Wenig Action in den Schatten
Wer auf der Suche nach einem actionlastigen Thriller ist, der ist – gegenteiliger Versprechen zum Trotz – hier an einer wenig befriedigenden Adresse. Düster ist Gun City aber auch so. Regisseur Dani de la Torre gelingt es gut, ein Land aufzuzeigen, das kurz davor steht, gewaltsam auseinanderzubrechen. Hoffnungsschimmer verwehrt er uns. Persönliche Beziehungen werden hier von Blut und Machtspielen überschattet, fiesen Intrigen, bei denen kein Opfer zu groß ist – so lange es nur andere betrifft. Jeder kämpft für sich, selbst die Bemühungen der Gewerkschaft, mehr für die Mitglieder herauszuholen, geht mit fragwürdigen Tendenzen einher.
Für strahlende Helden ist in einem solchen Umfeld natürlich kein Platz. Selbst Uriarte, der als Gegenpol aufgebaut wird, ist immer ein wenig zwielichtig. Bleibt so verschlossen und geheimnisumwittert, dass niemand wirklich sagen kann, wer er ist und was er genau will – versiert dargestellt vom spanischen Star Luis Tosar (Sleep Tight, Shrew’s Nest). Das passt dann auch gut zu der Geschichte, die sich gerne in mehrere Handlungsstränge und Themen verstrickt, die alle ineinander übergreifen: der Konflikt zwischen Spaniern und Basken, zwischen reichen Fabrikbesitzern und einfachen Arbeitern, zwischen Polizei und mächtigen Verbrechern.
Die Figuren als Ratespiel
Was als Zeit- und Gesellschaftsporträt sehr spannend ist, langweilt dafür in anderer Hinsicht. Vor allem bei den Figuren wurde nur sehr wenig Arbeit investiert. Korrupte, brutale Bullen ohne jegliche Farbschattierungen laufen da rum, Gestalten, die so wenig Kontur erhalten, dass man sie zwei Stunden später immer noch kaum auseinanderhalten kann. Gun City setzt hier dann doch eindeutig mehr auf Masse, interessiert sich mehr für die grobe Geschichte als die Menschen, die in sie verwickelt werden, verpasst es dadurch, aus dem Film mehr zu machen als eine Geschichtsstunde.

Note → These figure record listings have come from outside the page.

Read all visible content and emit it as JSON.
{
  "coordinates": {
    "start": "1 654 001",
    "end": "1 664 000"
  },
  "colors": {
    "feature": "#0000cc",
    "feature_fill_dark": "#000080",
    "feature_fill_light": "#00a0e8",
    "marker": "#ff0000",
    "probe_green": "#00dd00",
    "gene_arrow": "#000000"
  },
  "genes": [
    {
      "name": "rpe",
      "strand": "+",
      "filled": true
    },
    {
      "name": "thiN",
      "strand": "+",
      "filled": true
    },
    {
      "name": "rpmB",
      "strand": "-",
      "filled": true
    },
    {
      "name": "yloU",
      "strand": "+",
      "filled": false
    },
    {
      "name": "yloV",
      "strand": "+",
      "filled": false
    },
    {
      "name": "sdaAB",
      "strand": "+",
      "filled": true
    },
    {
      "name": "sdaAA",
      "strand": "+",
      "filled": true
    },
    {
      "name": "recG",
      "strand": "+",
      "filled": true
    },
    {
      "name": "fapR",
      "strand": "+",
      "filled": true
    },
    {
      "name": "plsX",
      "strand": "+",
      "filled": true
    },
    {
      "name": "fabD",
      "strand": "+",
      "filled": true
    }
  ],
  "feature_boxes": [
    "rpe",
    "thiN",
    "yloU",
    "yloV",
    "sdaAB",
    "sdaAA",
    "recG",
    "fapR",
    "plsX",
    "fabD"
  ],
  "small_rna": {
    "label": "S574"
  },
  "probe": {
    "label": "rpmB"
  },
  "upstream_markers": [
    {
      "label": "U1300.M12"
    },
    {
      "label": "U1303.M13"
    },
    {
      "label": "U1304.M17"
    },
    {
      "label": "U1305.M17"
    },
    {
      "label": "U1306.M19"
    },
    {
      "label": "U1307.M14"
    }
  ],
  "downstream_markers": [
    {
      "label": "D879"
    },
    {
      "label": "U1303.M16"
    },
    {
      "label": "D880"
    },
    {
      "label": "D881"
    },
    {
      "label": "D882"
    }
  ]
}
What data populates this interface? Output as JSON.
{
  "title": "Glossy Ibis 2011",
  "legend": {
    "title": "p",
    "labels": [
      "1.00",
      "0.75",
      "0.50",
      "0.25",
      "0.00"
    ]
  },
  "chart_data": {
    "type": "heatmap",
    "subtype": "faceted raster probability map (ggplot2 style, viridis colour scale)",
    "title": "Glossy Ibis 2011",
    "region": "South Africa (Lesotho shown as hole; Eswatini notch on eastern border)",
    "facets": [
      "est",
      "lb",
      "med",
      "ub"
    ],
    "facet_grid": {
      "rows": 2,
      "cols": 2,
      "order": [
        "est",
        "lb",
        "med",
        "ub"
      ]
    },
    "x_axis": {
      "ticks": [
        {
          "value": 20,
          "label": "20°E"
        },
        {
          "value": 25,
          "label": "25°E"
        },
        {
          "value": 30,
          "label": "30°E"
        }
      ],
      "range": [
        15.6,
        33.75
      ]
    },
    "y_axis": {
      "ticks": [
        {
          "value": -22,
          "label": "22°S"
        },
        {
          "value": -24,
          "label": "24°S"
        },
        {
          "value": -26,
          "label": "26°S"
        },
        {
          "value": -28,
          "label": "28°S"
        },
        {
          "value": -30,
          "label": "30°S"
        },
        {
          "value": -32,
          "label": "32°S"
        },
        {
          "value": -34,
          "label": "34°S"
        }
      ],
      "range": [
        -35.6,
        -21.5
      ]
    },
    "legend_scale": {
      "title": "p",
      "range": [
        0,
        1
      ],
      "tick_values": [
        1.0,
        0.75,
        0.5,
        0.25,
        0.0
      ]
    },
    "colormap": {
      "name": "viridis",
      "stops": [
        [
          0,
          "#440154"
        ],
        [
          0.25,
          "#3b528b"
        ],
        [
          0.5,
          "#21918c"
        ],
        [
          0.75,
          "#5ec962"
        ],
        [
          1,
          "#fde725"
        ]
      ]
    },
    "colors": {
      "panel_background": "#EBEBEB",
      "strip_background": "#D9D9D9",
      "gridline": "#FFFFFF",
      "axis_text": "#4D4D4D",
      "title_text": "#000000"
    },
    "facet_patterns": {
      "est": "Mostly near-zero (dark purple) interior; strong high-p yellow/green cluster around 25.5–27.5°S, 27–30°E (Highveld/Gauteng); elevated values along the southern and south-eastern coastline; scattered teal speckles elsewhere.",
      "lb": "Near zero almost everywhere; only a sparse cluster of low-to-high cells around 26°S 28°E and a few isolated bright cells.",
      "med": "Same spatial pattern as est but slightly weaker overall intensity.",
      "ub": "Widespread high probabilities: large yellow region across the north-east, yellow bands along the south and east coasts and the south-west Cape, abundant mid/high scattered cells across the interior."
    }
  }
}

Auf Dauer ist das etwas ermüdend, ebenso die doch sehr aufdringliche Musik, die einen keine Sekunde lang mal in Ruhe lassen will und wenig subtil das Gefühl von Bedrohlichkeit in die Köpfe des Publikums zu prügeln versucht. Besser ist da schon die visuelle Ausgestaltung. Offensichtlich spendierte man der französisch-spanischen Coproduktion ein beachtliches Budget, das vor allem ins Drumherum gesteckt wurde. Atmosphärisch ist es, wie hier alle in Trenchcoats durch die Gegend laufen, das Straßenbild von Oldtimern geprägt ist, auch die Inneneinrichtung zu einer Zeitreise einlädt. Es gibt also schon einige Gründe, einmal in der Gun City vorbeizuschauen, gerade für die Freunde historisch gekleideter Genrefilme, auch wenn die ganz große Spannung sich hier nicht einstellen will.